Beets used to be only found in salad bars in canned form, and on European menus, but with the culinary winds changing, this root is now commonly seen in stateside grocery stores everywhere. This root vegetable like its turnip cousin has two parts — the edible root and the edible green leaves.  There are too many varieties to list here, but with more than one type of beet to choose from, why not try one of each if you get the chance. This versatile vegetable can be eaten raw, baked, steamed, pickled, and served as a condiment or alongside soups and entrees.

Beets
Serving Size ½ cup
Amount Per Serving% Daily Value
Calories 30 
Calories from Fat 0 
Total Fat 0g0%
Cholesterol 0mg0%
Sodium 55mg2%
Total Carbohydrate 7g2%
  Dietary Fiber 2g8%
  Sugars 4g
Protein 1g
Vitamin A0%
Vitamin C6%
Calcium2%
Iron4%

* Percent Daily Values are based on a 2,000 calorie diet.

  

Availability, Selection, Storage, and Preparation

Beets are available year-round because they thrive in more than 30 states with June through October being their peak season. These roots come in all shapes, sizes, and colors so try a variety to find your favorite.

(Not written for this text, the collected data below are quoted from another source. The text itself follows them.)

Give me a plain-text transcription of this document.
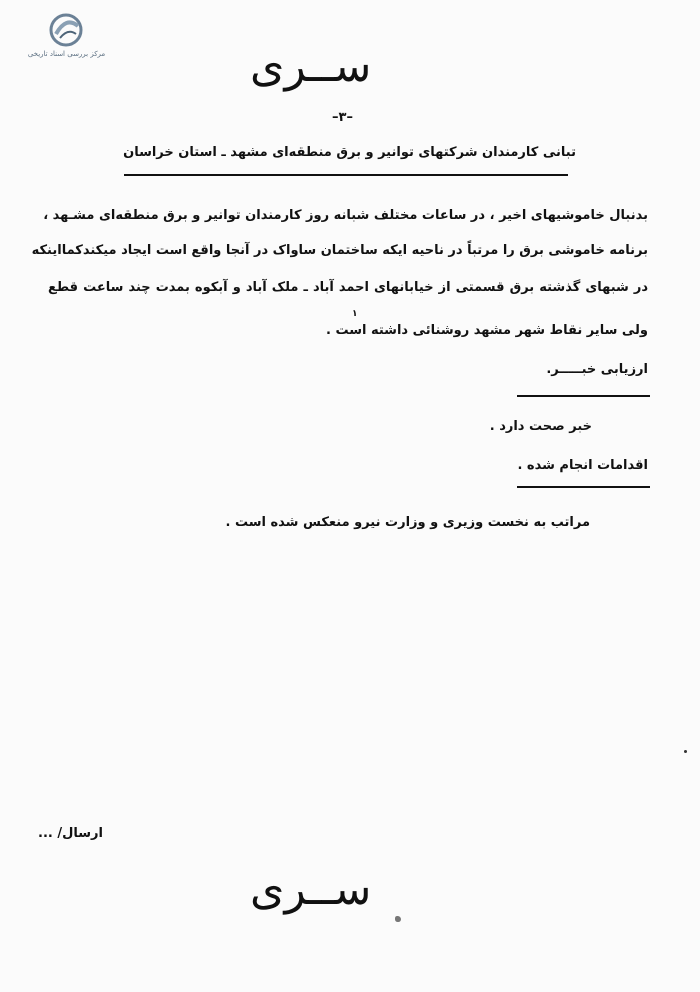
مرکز بررسی اسناد تاریخی	ســری
–۳–
تبانی کارمندان شرکتهای توانیر و برق منطقه‌ای مشهد ـ استان خراسان
بدنبال خاموشیهای اخیر ، در ساعات مختلف شبانه روز کارمندان توانیر و برق منطقه‌ای مشـهد ،
برنامه خاموشی برق را مرتباً در ناحیه ایکه ساختمان ساواک در آنجا واقع است ایجاد میکندکمااینکه
در شبهای گذشته برق قسمتی از خیابانهای احمد آباد ـ ملک آباد و آبکوه بمدت چند ساعت قطع
۱
ولی سایر نقاط شهر مشهد روشنائی داشته است .
ارزیابی خبـــــر.
خبر صحت دارد .
اقدامات انجام شده .
مراتب به نخست وزیری و وزارت نیرو منعکس شده است .
ارسال/ ...
ســری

Young beets, about an inch and a ½-inch diameter are fine textured, tender, and excellent in salads. Medium and large size beets are good for cooking; very large roots are too woody for eating regardless of cooking method. Which ever size of beets you choose, look for smooth, hard, uniformly round beets that are free of cuts and bruises.

It’s best to store beets that have their tops chopped off in individual plastic bags in the coolest part of the refrigerator. These should last up to one week. The greens should be eaten as soon as possible.

Wash and scrub the beets before cooking. Beets peel best after cooking, so be sure to wear disposable gloves to minimize red stains on hands.

Make Beets Part of Your 5 to 9 A Day Plan!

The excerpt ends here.